The Consumer Federation of America and the National Treasury Employes Union yesterday accused the federal government of dismantling its only independent check on oil imports information supplied by the petroleum industry
In a suit filed in federal court here, the two groups are seeking suspension, pending public comment, of a U.S. Customs Service plan to phase out monitoring of all petroleum and petroleum products imports as they inter the U.S..
On June 12, the Customs Service ordered its agents to stop checking all incoming petroleum shipments and instead to begin spot-checking about 5 percent of them.
The Customs checking program -- which the CFA claims revealed that the U.S. is receiving 10 percent more imported oil than acknowledged by the Department of Energy -- was the only one of 15 different sources tapped by the U.S. for oil import imformation that doesn't originate from data supplied by the petroleum industry.

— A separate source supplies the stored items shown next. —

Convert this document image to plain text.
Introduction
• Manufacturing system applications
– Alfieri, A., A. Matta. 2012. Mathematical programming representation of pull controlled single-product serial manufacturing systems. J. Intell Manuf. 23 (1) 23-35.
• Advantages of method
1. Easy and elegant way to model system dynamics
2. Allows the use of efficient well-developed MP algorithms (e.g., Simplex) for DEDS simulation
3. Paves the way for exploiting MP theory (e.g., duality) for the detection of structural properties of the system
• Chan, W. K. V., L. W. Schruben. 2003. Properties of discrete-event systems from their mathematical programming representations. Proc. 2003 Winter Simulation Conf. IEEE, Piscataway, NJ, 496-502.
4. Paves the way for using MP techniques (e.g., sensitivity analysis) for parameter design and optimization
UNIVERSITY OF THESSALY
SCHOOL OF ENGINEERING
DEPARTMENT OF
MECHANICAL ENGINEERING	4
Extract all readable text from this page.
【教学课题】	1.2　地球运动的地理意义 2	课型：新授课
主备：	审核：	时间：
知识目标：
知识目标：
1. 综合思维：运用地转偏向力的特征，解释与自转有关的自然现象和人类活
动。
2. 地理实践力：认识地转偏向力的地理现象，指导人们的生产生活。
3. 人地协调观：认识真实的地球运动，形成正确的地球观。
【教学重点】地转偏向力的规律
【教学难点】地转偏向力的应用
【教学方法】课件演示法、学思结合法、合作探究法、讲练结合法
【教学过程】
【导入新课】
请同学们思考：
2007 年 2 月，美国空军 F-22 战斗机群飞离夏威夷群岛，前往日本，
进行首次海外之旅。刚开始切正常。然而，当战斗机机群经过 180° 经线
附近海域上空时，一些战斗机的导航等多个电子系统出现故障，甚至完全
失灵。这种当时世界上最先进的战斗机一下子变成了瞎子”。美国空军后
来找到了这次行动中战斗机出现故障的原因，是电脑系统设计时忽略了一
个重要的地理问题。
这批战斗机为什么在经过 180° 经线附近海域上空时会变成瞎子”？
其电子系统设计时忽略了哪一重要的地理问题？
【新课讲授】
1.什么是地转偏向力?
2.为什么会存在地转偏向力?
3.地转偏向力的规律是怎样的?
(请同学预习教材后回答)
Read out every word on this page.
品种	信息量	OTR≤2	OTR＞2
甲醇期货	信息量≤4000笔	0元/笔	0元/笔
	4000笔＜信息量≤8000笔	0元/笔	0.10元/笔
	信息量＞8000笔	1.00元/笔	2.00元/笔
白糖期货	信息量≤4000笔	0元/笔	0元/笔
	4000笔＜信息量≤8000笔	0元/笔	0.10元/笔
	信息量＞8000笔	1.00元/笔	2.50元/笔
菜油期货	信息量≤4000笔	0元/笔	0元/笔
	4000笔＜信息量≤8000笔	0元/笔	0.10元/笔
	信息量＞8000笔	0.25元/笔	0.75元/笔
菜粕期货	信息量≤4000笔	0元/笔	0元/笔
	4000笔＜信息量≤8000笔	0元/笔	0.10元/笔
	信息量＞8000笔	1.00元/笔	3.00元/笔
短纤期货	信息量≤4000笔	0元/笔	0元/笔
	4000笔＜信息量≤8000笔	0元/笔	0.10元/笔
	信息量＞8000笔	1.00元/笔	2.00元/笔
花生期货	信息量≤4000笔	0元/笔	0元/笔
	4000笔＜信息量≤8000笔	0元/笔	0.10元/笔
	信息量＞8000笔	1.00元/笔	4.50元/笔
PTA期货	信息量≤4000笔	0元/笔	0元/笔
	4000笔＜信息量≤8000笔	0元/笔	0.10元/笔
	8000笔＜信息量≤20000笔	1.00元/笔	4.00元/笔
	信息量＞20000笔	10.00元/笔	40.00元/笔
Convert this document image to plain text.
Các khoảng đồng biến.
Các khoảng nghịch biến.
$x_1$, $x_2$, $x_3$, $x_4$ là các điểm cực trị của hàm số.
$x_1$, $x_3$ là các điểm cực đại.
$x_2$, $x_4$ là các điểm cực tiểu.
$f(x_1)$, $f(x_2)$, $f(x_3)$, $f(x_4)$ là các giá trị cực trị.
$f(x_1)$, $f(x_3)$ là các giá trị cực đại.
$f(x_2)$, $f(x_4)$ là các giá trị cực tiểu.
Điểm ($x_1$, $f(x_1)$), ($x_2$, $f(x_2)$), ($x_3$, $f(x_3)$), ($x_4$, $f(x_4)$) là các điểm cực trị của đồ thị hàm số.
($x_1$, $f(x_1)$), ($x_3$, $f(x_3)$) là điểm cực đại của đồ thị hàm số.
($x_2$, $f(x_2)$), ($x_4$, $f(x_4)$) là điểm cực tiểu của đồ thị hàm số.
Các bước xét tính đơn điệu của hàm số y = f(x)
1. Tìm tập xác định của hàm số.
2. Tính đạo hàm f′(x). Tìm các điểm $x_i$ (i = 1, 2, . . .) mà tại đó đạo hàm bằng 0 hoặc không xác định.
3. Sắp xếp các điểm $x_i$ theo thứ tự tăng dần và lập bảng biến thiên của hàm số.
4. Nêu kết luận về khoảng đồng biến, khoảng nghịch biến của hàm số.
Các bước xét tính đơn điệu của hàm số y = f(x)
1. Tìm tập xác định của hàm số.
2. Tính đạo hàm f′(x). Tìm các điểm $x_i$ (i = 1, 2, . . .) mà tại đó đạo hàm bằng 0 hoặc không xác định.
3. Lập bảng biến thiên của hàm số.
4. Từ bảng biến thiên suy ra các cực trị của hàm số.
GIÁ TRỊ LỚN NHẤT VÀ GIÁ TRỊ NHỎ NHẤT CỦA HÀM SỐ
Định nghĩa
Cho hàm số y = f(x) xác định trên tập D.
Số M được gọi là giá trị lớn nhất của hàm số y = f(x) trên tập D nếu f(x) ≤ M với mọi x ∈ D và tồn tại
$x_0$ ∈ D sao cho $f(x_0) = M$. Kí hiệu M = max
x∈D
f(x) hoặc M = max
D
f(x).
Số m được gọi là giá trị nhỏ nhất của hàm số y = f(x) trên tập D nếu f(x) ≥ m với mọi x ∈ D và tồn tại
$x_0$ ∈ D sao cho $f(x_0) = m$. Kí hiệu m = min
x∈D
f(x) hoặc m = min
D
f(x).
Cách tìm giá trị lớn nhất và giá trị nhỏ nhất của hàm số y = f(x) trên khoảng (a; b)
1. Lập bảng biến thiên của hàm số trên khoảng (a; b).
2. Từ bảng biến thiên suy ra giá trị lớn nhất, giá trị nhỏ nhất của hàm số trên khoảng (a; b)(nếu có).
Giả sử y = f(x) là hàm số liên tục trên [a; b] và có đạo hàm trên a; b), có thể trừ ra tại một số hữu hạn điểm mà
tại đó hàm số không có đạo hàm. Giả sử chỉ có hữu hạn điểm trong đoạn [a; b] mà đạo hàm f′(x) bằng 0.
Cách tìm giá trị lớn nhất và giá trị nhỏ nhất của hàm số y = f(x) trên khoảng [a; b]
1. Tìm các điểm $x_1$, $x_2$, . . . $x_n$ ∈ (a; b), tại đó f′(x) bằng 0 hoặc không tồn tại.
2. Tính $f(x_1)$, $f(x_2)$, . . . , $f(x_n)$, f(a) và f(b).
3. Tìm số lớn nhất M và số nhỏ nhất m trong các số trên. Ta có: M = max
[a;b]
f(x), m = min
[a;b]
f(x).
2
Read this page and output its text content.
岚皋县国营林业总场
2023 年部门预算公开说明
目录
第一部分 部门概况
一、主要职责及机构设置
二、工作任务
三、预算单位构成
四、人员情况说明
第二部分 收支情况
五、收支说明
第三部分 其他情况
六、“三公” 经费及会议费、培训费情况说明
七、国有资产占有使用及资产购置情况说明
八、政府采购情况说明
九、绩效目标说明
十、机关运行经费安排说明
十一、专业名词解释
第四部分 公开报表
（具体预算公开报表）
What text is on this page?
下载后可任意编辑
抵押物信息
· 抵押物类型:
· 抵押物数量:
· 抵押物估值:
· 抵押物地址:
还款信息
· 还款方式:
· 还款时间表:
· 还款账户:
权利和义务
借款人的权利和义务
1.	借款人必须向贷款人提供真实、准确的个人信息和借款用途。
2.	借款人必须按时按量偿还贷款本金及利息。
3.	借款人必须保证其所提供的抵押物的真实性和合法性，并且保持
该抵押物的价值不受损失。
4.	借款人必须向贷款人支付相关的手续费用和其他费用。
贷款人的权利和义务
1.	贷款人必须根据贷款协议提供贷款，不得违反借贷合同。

"As consumer frustration with the administration is abandoning one of the few vehicles it had to double-check the accuracy of the figures which domestic oil commpanies furnish DOE," said Kathleen O'Reilly of the CFA, a federation of 240 consumer organizations from around the country.
O'Reilly also said the Custom Service decision "was made without notice to the consuming public in violation of the Administrative Procedures Act," thus providing the basis for the legal action.
Customs agents had boarded tankers to measure oil in order to determine the duty that would have to be paid on the shipment.
But the Carter administration's decision to lift price controls on the oil industry also ended petroleum import duties, thus eliminating the need to confirm the exact amount of oil being imported on any single shipment.